Ugandan diplomat (born 1957)

Mull Sebujja Katende is a Ugandan diplomat, who serves as Uganda's Ambassador to the United States of America, based in Washington, DC. He was appointed to that position on 27 January 2017, and he took up the position in September 2017.

In that capacity, he also represents his country, to the nations of United States, Argentina, Bolivia, Brazil, Chile, Colombia, Ecuador, Jamaica, Mexico, Paraguay, Peru, Trinidad and Tobago, Uruguay and Venezuela.

He previously served, for a period of nearly ten years (2008–2017), as the Ambassador of Uganda to Ethiopia and Djibouti, based in Addis Ababa, with concurrent accreditation as Permanent Representative to the African Union, the United Nations Economic Commission for Africa and the Inter-Governmental Authority on Development. Before that, from 2003 until 2008, he was Uganda's Ambassador to Sudan.

==Background and education==
He was born in Rugaaga, in present-day Isingiro District, on 26 February 1957. He attended Kyarubambura Primary School, in Rugaaga. He studied at Kings College Budo, for his secondary education, obtaining his High School Diploma in 1975. He was admitted to Makerere University, Uganda's oldest and largest public university, graduating in 1979, with a degree of Bachelor of Arts in Economics. Later, he studied at the University of Oxford, where he obtained a Master of Arts degree in Developmental economics.

==Career==
Mull Katende is a career diplomat. Before he was appointed ambassador in 2003, he served as a foreign service officer with the Ugandan Ministry of Foreign Affairs, based in Kampala. He is a member of the Ugandan diplomatic team that negotiated the reinstatement of the East African Community in November 1999.

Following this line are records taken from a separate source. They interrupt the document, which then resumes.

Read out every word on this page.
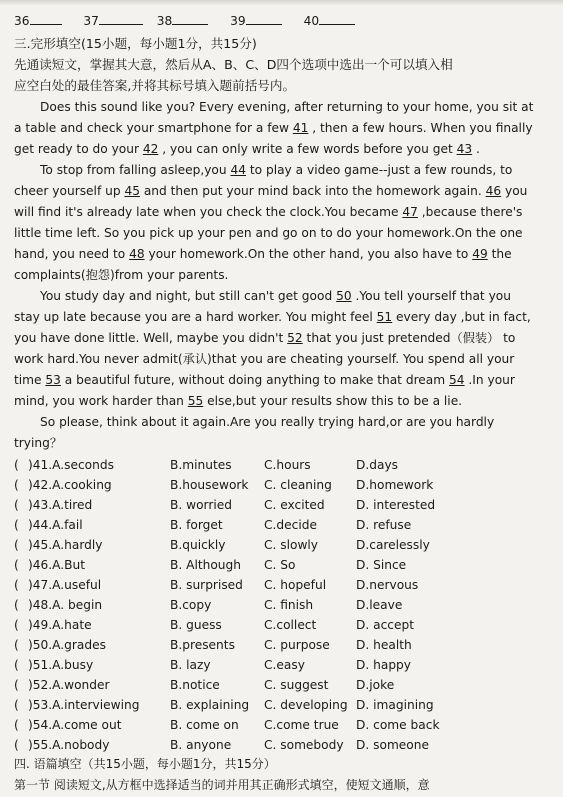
36	37	38	39	40
三.完形填空(15小题，每小题1分，共15分)
先通读短文，掌握其大意，然后从A、B、C、D四个选项中选出一个可以填入相
应空白处的最佳答案,并将其标号填入题前括号内。
Does this sound like you? Every evening, after returning to your home, you sit at
a table and check your smartphone for a few 41 , then a few hours. When you finally
get ready to do your 42 , you can only write a few words before you get 43 .
To stop from falling asleep,you 44 to play a video game--just a few rounds, to
cheer yourself up 45 and then put your mind back into the homework again. 46 you
will find it's already late when you check the clock.You became 47 ,because there's
little time left. So you pick up your pen and go on to do your homework.On the one
hand, you need to 48 your homework.On the other hand, you also have to 49 the
complaints(抱怨)from your parents.
You study day and night, but still can't get good 50 .You tell yourself that you
stay up late because you are a hard worker. You might feel 51 every day ,but in fact,
you have done little. Well, maybe you didn't 52 that you just pretended（假装） to
work hard.You never admit(承认)that you are cheating yourself. You spend all your
time 53 a beautiful future, without doing anything to make that dream 54 .In your
mind, you work harder than 55 else,but your results show this to be a lie.
So please, think about it again.Are you really trying hard,or are you hardly
trying？
( )41.A.seconds	B.minutes	C.hours	D.days
( )42.A.cooking	B.housework C. cleaning D.homework
( )43.A.tired	B. worried	C. excited	D. interested
( )44.A.fail	B. forget	C.decide	D. refuse
( )45.A.hardly	B.quickly	C. slowly	D.carelessly
( )46.A.But	B. Although C. So	D. Since
( )47.A.useful	B. surprised C. hopeful D.nervous
( )48.A. begin	B.copy	C. finish	D.leave
( )49.A.hate	B. guess	C.collect	D. accept
( )50.A.grades	B.presents C. purpose D. health
( )51.A.busy	B. lazy	C.easy	D. happy
( )52.A.wonder	B.notice	C. suggest D.joke
( )53.A.interviewing	B. explaining C. developing D. imagining
( )54.A.come out	B. come on C.come true D. come back
( )55.A.nobody	B. anyone	C. somebody D. someone
四. 语篇填空（共15小题，每小题1分，共15分）
第一节 阅读短文,从方框中选择适当的词并用其正确形式填空，使短文通顺，意
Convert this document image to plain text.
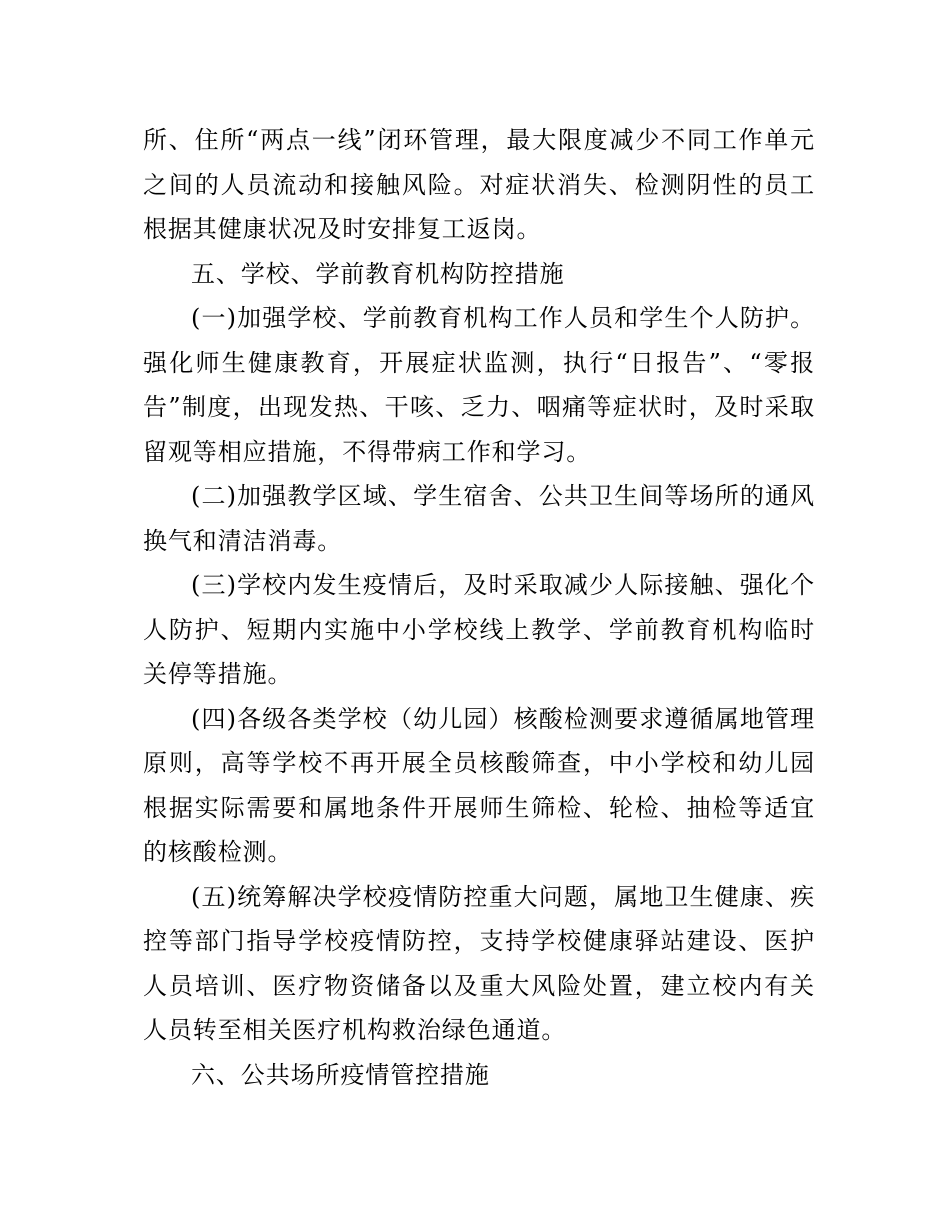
所、住所“两点一线”闭环管理，最大限度减少不同工作单元之间的人员流动和接触风险。对症状消失、检测阴性的员工根据其健康状况及时安排复工返岗。

五、学校、学前教育机构防控措施

(一)加强学校、学前教育机构工作人员和学生个人防护。强化师生健康教育，开展症状监测，执行“日报告”、“零报告”制度，出现发热、干咳、乏力、咽痛等症状时，及时采取留观等相应措施，不得带病工作和学习。

(二)加强教学区域、学生宿舍、公共卫生间等场所的通风换气和清洁消毒。

(三)学校内发生疫情后，及时采取减少人际接触、强化个人防护、短期内实施中小学校线上教学、学前教育机构临时关停等措施。

(四)各级各类学校（幼儿园）核酸检测要求遵循属地管理原则，高等学校不再开展全员核酸筛查，中小学校和幼儿园根据实际需要和属地条件开展师生筛检、轮检、抽检等适宜的核酸检测。

(五)统筹解决学校疫情防控重大问题，属地卫生健康、疾控等部门指导学校疫情防控，支持学校健康驿站建设、医护人员培训、医疗物资储备以及重大风险处置，建立校内有关人员转至相关医疗机构救治绿色通道。

六、公共场所疫情管控措施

He served as Uganda's ambassador to Sudan from 2003 until 2008. He then served for nine years, as Uganda's ambassador based in Addis Ababa, with accreditation to Ethiopia, Djibouti, the African Union, UNECA and IGAD, an eight-country trade bloc comprising Djibouti, Eritrea, Ethiopia, Kenya, Somalia, South Sudan, Sudan, and Uganda.

He was appointed Uganda's ambassador to the United States, on 27 January 2017 and he presented his credentials on 9 September 2017.

==Family==
Ambassador Katende is married to Maliam Nalumansi Katende and they are parents to two daughters and two sons.